Stabilité politique, nature de l’énergie, taxation, d’autres paramètres compliquent toutefois les velléités de départ. “En Estonie, le paiement des impôts sur le revenu des cryptomonnaies est très strictement surveillé. L’extraction de toute crypto-monnaie, y compris Bitcoin, est imposable”, prévient notamment Cryptomus. Alors, le meilleur allié de l’industrie minière face au halving reste, en dernier lieu, le bitcoin lui-même. Car la cryptomonnaie, en dépit de ses fluctuations – faisant temporairement perdre de l’argent aux mineurs – poursuit son inexorable ascension. Cela, grâce à des signaux positifs pour son adoption, à l’image de la création des “ETF bitcoin spot”, des produits d’investissements grand public répliquant son cours, et grâce à la rareté orchestrée par le halving, qui le rapproche d’un actif comme l’or. Si bien que “les mineurs n’ont aujourd’hui jamais aussi bien gagné leurs vies”, rappelle Sébastien Gouspillou. Même en prenant en compte une hausse du prix de l’énergie, lors de la dernière division par deux de la récompense, le bitcoin s’échangeait autour de 8 000 dollars. Soit sept fois et demie moins qu’aujourd’hui.

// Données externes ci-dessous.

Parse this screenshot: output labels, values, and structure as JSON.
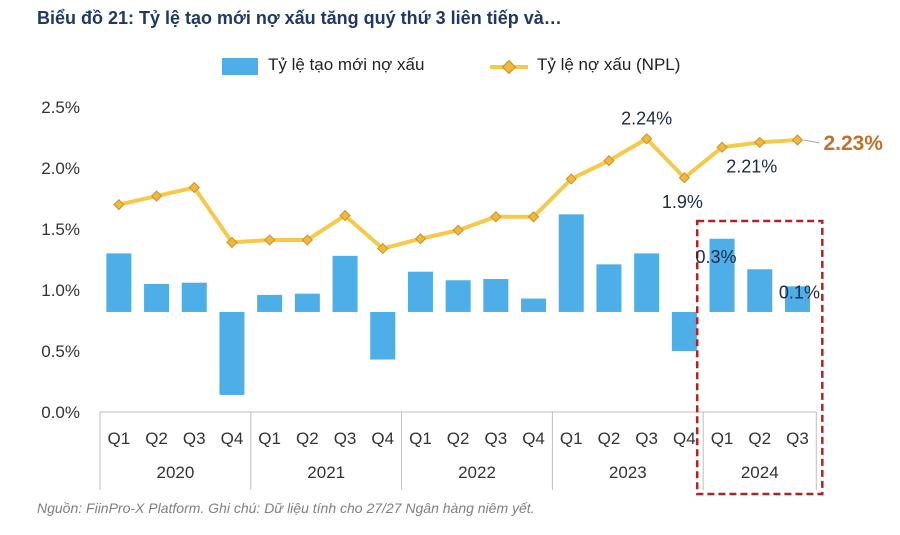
{
  "title": "Biểu đồ 21: Tỷ lệ tạo mới nợ xấu tăng quý thứ 3 liên tiếp và…",
  "footer": "Nguồn: FiinPro-X Platform. Ghi chú: Dữ liệu tính cho 27/27 Ngân hàng niêm yết.",
  "legend": {
    "bar_label": "Tỷ lệ tạo mới nợ xấu",
    "line_label": "Tỷ lệ nợ xấu (NPL)"
  },
  "colors": {
    "bar": "#4eaee7",
    "line": "#f7c948",
    "marker": "#f0b93e",
    "marker_border": "#c9912a",
    "title": "#1f3864",
    "highlight_box": "#b22222",
    "last_label": "#c0712a",
    "axis_text": "#333333"
  },
  "chart_data": {
    "type": "bar",
    "categories": [
      "Q1",
      "Q2",
      "Q3",
      "Q4",
      "Q1",
      "Q2",
      "Q3",
      "Q4",
      "Q1",
      "Q2",
      "Q3",
      "Q4",
      "Q1",
      "Q2",
      "Q3",
      "Q4",
      "Q1",
      "Q2",
      "Q3"
    ],
    "groups": [
      {
        "label": "2020",
        "count": 4
      },
      {
        "label": "2021",
        "count": 4
      },
      {
        "label": "2022",
        "count": 4
      },
      {
        "label": "2023",
        "count": 4
      },
      {
        "label": "2024",
        "count": 3
      }
    ],
    "yticks": [
      "0.0%",
      "0.5%",
      "1.0%",
      "1.5%",
      "2.0%",
      "2.5%"
    ],
    "ylim": [
      0,
      2.5
    ],
    "bar_baseline": 0.82,
    "series": [
      {
        "name": "Tỷ lệ tạo mới nợ xấu",
        "type": "bar",
        "values": [
          1.3,
          1.05,
          1.06,
          0.14,
          0.96,
          0.97,
          1.28,
          0.43,
          1.15,
          1.08,
          1.09,
          0.93,
          1.62,
          1.21,
          1.3,
          0.5,
          1.42,
          1.17,
          1.03
        ]
      },
      {
        "name": "Tỷ lệ nợ xấu (NPL)",
        "type": "line",
        "values": [
          1.7,
          1.77,
          1.84,
          1.39,
          1.41,
          1.41,
          1.61,
          1.34,
          1.42,
          1.49,
          1.6,
          1.6,
          1.91,
          2.06,
          2.24,
          1.92,
          2.17,
          2.21,
          2.23
        ]
      }
    ],
    "data_labels": [
      {
        "text": "2.24%",
        "series": 1,
        "index": 14
      },
      {
        "text": "1.9%",
        "series": 1,
        "index": 15
      },
      {
        "text": "2.21%",
        "series": 1,
        "index": 17
      },
      {
        "text": "2.23%",
        "series": 1,
        "index": 18
      },
      {
        "text": "0.3%",
        "series": 0,
        "index": 16
      },
      {
        "text": "0.1%",
        "series": 0,
        "index": 18
      }
    ],
    "grid": false,
    "legend_position": "top-center",
    "highlight": {
      "from_index": 16,
      "to_index": 18
    }
  }
}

Le rythme actuel des halving – tous les quatre ans jusqu’aux 21 millions de bitcoin, soit aux alentours de 2140 -, pose plutôt question à long terme. Pour le PDG de Marathon Digital, l’un des géants du secteur, le cours ne doit désormais plus tomber sous les 46 000 dollars, faute de quoi la récompense ne couvrira pas tous ses investissements en matériel et en énergie. D’ici huit ans, le gain pour chaque bloc validé sera inférieur à un bitcoin. Ce dernier devra donc être beaucoup plus haut. Puis encore plus quatre ans plus tard, et ainsi de suite. A ce rythme infernal, “seuls les mineurs les plus sophistiqués, capables de s’approprier les plus gros volumes d’énergie subsisteront”, souffle Youssef El Manssouri, qui a déjà fait pivoter une partie de son activité vers l’intelligence artificielle. La bataille pour mettre la main sur les deux derniers millions de bitcoins fera forcément des victimes.